La PRESENZA dell’elenco degli ingredienti utilizzando le denominazioni INCI su ogni cosmetico presente sul mercato è obbligatorio dal 1997. Si tratta di una tutela ulteriore per il consumatore.
La nomenclatura INCI contiene alcuni termini in latino (riferiti ai nomi botanici) mentre la maggioranza è in inglese, tranne la parola Parfum che è in francese. Nel caso dei coloranti si utilizzano le numerazioni secondo il Colour Index (ad esempio CI 45430); fanno eccezione i coloranti per capelli, che devono sempre essere indicati col loro nome chimico inglese.

Inoltre l’ordine degli ingredienti presenti in etichetta non è casuale ma è in ordine crescente in base all’ingrediente presente in maggiore quantità (al primo posto) continuando poi fino all’ultimo che sarà l’ingrediente presente in minore quantità.
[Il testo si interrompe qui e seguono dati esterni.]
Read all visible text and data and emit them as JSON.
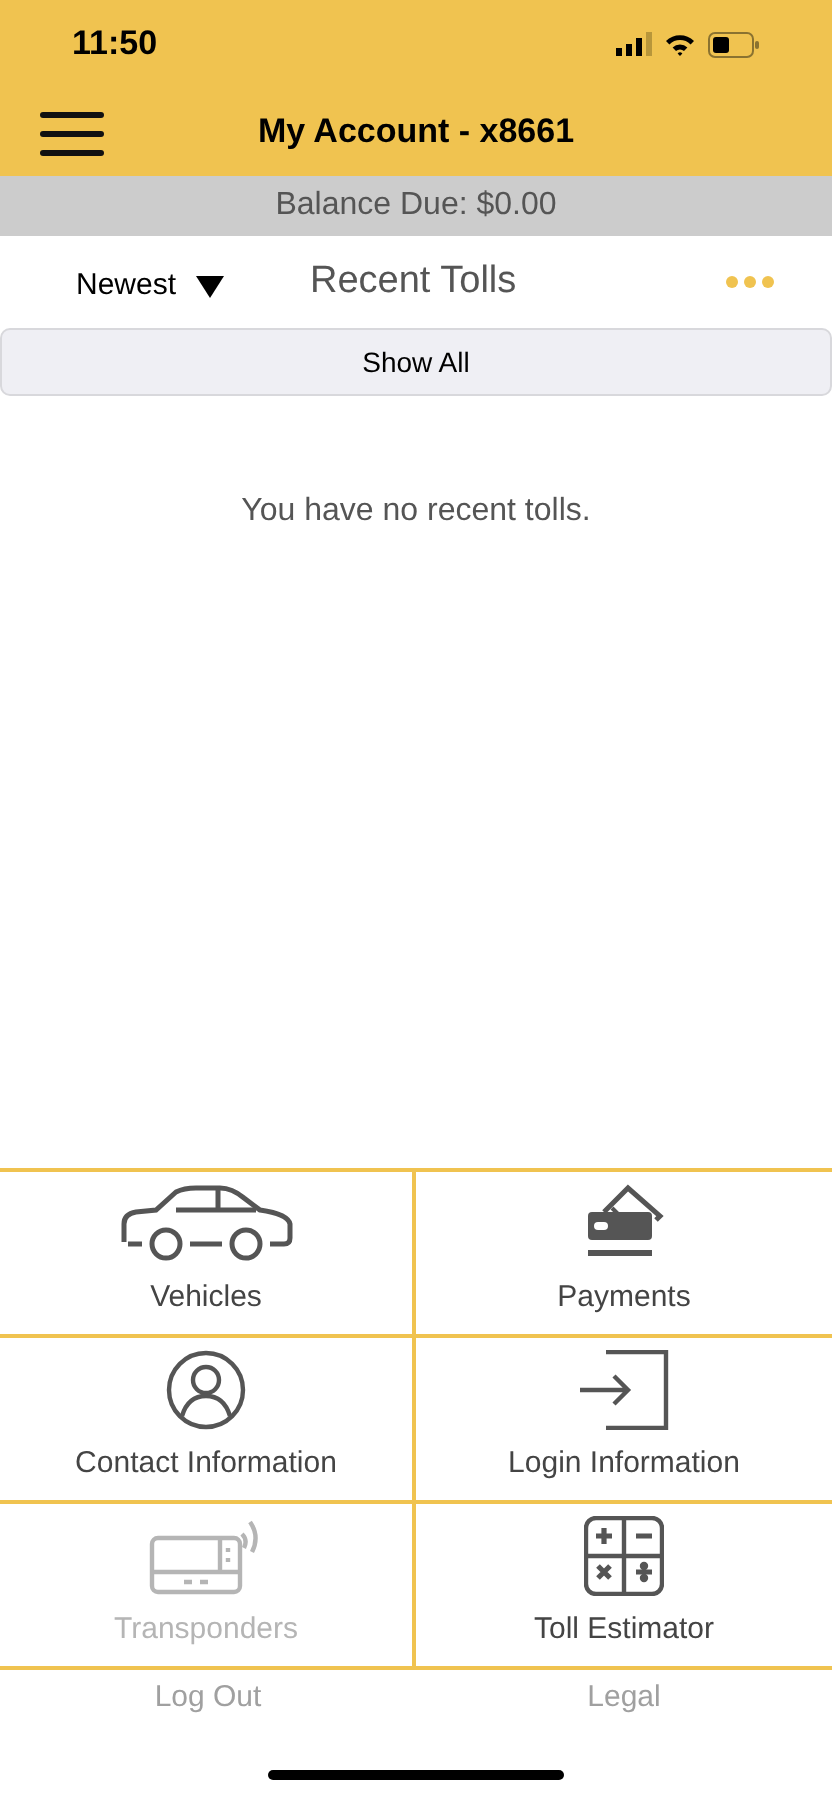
{
  "status_bar": {
    "time": "11:50"
  },
  "header": {
    "title": "My Account - x8661"
  },
  "balance": {
    "text": "Balance Due: $0.00"
  },
  "tolls": {
    "sort": "Newest",
    "title": "Recent Tolls",
    "show_all": "Show All",
    "empty_message": "You have no recent tolls."
  },
  "tiles": [
    {
      "kind": "car",
      "label": "Vehicles",
      "disabled": false
    },
    {
      "kind": "card",
      "label": "Payments",
      "disabled": false
    },
    {
      "kind": "person",
      "label": "Contact Information",
      "disabled": false
    },
    {
      "kind": "login",
      "label": "Login Information",
      "disabled": false
    },
    {
      "kind": "transponder",
      "label": "Transponders",
      "disabled": true
    },
    {
      "kind": "calculator",
      "label": "Toll Estimator",
      "disabled": false
    }
  ],
  "footer_links": [
    "Log Out",
    "Legal"
  ]
}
Questo vale per le sostanze presenti fino all’1%, sotto questa soglia infatti gli ingredienti si possono indicare in ordine sparso.

I tensioattivi di derivazione petrolchimica, come il Sodium laureth sulfate, il Sodium lauryl sulfate, e l'Ammoniun lauryl sulfate sono i maggiori che troverete presenti nei comuni detergenti reperibili nei supermercati. Tali tensioattivi saranno sostituiti da tensioattivi di origine naturale o vegetale, come Coco glucoside, Decyl glucoside e Sodium lauroyl glutamate nei prodotti biologici. Negli shampoo, bagnoschiuma e detergenti rispettosi dell'ambiente sono assenti siliconi come il dimethicone e ingredienti come la paraffina (paraffinum liquidum).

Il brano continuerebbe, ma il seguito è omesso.